Mit deren ausgetüftelten Attacken hatte er nie und nimmer gerechnet. Schließlich – so schätzte er ja bisher den Beliebtheitsgrad seiner Amts-Person richtig ein – sei er bei allen Regierungen und Herrscherhäusern weltweit ein immer gerngesehener Gast. Und deshalb könne ihm dann auch nichts Böses von Fahndungs-, Ermittlungs- oder Steuerbehörden widerfahren. Das war nun eine eklatante Fehleinschätzung. US-amerikanische Medien u.a. der Fernsehsender ABC News melden, das FBI ermittle nun auch gegen Blatter.

So tritt der eiserne Joseph für seine Verhältnisse völlig unglamourös, nun nach 40 Jahren von der Fußball-Bühne ab, den Brettern, die für ihn nicht nur seine ganze Welt, sondern auch sein Leben waren. Ein dankbares Bravo für diese überraschende aber längst überfällige Abgangsszene. Ohne da capo bitte!! (Wir erinnern uns: Blatter wollte auch nicht noch mal zur Wahl antreten).

Integerer Kandidat

Nun sind die Nachwuchsdarsteller gefragt. Die bisher nur immer laut tönende UEFA mit ihren Protagonisten kann jetzt beweisen, dass sie es mit einer neuen sauberen FIFA ernst meint. Das fängt dann schon mit der Suche nach einem integren Kandidaten an. Und hätte dann schon mal zur Folge, dass einer wie Michel Platini als Blatter-Nachfolger nicht in Frage kommt – auch er ist belastet.

Und DFB-Präsident Wolfgang Niersbach sollte sich endlich über seine Rolle im großen FIFA-Clan klar werden. Bisher gehörte er zu den Maulhelden, die Drohszenarien aufbauten, und knickte dann ganz schnell ein, wenn er Farbe bekennen musste. Opportunisten können nicht für eine neue FIFA stehen. Das gilt für viele andere Vertreter auch. Nur die Funktionäre von der Insel blieben offensichtlich ihrer Linie im Kampf gegen Korruption treu und verzichteten auf FIFA-Posten.

Wie eine Spinne

Vielleicht wären die Männer und Frauen aus dem Mutterland des Fußballs dann auch die richtigen, den verschimmelten und bis in die Wurzeln verfilzten FIFA-Rasen aufzurollen, und zu gucken, was da alles drunter liegt. Oder man holt Außenstehende, die mit den bestehenden Strukturen und dem dadurch möglichen System aufräumen, das wie eine Spinne ein Netz von Abhängigkeiten, Vetternwirtschaft und Machtkonzentration geknüpft hat. Aufräumen, das gilt übrigens auch für die nationalen und kontinentalen Verbände, die nicht nur mit dem Finger auf Blatter und seine FIFA zeigen sollen, sondern auch Asche auf ihr Haupt streuen müssen.

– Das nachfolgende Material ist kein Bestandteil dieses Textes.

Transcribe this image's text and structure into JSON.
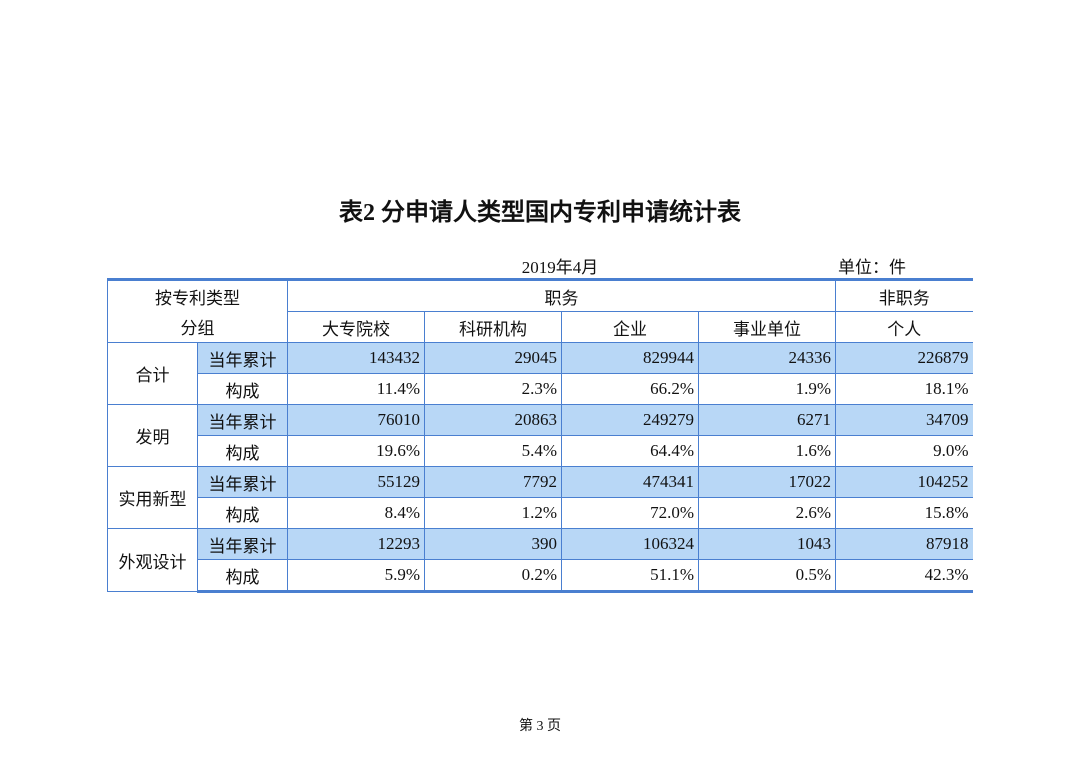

Übrigens: Blatter bleibt bis zum außerordentlichen Kongress und der Neuwahl , die es zwischen Dezember und März geben soll, Präsident. Bis dahin wird an seiner Seite Domenico Scala, Chef der  Audit-Kommission, die Geschäfte offiziell weiterführen. Auch der Italiener Scala gilt als Blatter-Mann. Man braucht nicht zu glauben, dass der Noch-Präsident  bis zum Wahltag Däumchen dreht. Er wird seine Phalanx in Stellung bringen. Fast ein halbes Jahrhundert Netzwerken – da ist man auch nach dem Rücktritt noch mitten drin als Strippenzieher.